Although NIPH aims at not re-genotyping samples in order to maximize the utilization of precious DNA, some earlier projects have overlapping samples with later projects due to various reasons like technical restrictions in the biobank and in some situations the desire to genotype on a more modern platform. As a consequence, researchers would need to scrutinize the dataset in order to avoid duplicated samples in their analyses.

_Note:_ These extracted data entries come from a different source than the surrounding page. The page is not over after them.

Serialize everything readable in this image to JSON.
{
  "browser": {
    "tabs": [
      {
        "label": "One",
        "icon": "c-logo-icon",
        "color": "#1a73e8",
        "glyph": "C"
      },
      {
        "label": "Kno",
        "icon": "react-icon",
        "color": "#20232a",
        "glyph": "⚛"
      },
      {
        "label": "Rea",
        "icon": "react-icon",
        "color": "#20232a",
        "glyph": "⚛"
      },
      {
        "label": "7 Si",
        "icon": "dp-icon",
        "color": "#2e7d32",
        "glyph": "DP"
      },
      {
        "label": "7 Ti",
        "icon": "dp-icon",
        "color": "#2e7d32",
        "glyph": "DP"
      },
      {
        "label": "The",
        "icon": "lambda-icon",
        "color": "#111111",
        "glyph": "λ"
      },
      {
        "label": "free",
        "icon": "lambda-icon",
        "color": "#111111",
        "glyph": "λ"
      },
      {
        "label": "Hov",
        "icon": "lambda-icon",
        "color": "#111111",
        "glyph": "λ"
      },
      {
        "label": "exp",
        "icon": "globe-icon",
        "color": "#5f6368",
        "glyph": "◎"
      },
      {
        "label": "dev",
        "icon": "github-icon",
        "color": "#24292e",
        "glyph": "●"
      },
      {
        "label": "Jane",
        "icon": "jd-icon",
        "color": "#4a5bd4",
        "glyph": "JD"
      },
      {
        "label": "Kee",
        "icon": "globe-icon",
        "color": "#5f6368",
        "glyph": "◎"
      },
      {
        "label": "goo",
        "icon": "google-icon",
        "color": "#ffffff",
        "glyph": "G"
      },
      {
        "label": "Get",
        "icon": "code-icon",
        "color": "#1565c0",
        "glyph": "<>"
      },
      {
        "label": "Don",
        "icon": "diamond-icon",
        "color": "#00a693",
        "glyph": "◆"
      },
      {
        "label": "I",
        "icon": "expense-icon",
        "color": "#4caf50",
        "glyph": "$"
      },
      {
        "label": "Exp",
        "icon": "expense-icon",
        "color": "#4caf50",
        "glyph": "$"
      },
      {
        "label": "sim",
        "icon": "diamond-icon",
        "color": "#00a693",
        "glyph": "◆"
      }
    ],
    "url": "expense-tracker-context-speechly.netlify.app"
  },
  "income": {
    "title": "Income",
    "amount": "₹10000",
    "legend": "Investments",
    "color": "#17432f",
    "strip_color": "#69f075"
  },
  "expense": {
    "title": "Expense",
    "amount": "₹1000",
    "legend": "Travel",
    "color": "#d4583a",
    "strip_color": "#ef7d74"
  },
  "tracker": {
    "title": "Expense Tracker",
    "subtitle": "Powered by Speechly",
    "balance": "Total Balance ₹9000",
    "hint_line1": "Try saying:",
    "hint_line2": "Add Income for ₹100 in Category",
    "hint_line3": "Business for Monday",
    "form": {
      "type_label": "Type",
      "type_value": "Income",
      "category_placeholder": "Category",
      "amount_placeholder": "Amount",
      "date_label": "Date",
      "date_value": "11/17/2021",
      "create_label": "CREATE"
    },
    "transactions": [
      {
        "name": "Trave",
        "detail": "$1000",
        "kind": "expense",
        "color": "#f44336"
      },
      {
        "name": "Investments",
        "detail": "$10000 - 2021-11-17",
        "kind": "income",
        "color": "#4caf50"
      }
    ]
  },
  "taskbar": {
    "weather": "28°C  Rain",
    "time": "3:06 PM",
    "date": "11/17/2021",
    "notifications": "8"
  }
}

Several of the aforementioned projects used arrays targeting rare variants. These variants require a more extensive QC in order to achieve sufficient quality. These protocols often necessitate a lot of manual labour assessing cluster plots to avoid dodgy calls. Due to the many sub-projects multiplying the amount of plots that would need manual inspection, rare variants QC was outside the scope of our QC. Analyses performed on robust phenotypes on markers with MAF > 0.5% have shown satisfactory reproducibility of previously established loci. We highly recommend additional QC if analysts would like to investigate rare variants.
An old version of the data are available on MoBa_harvest. This directory is only of interest for projects that have started/completed their analysis on these data.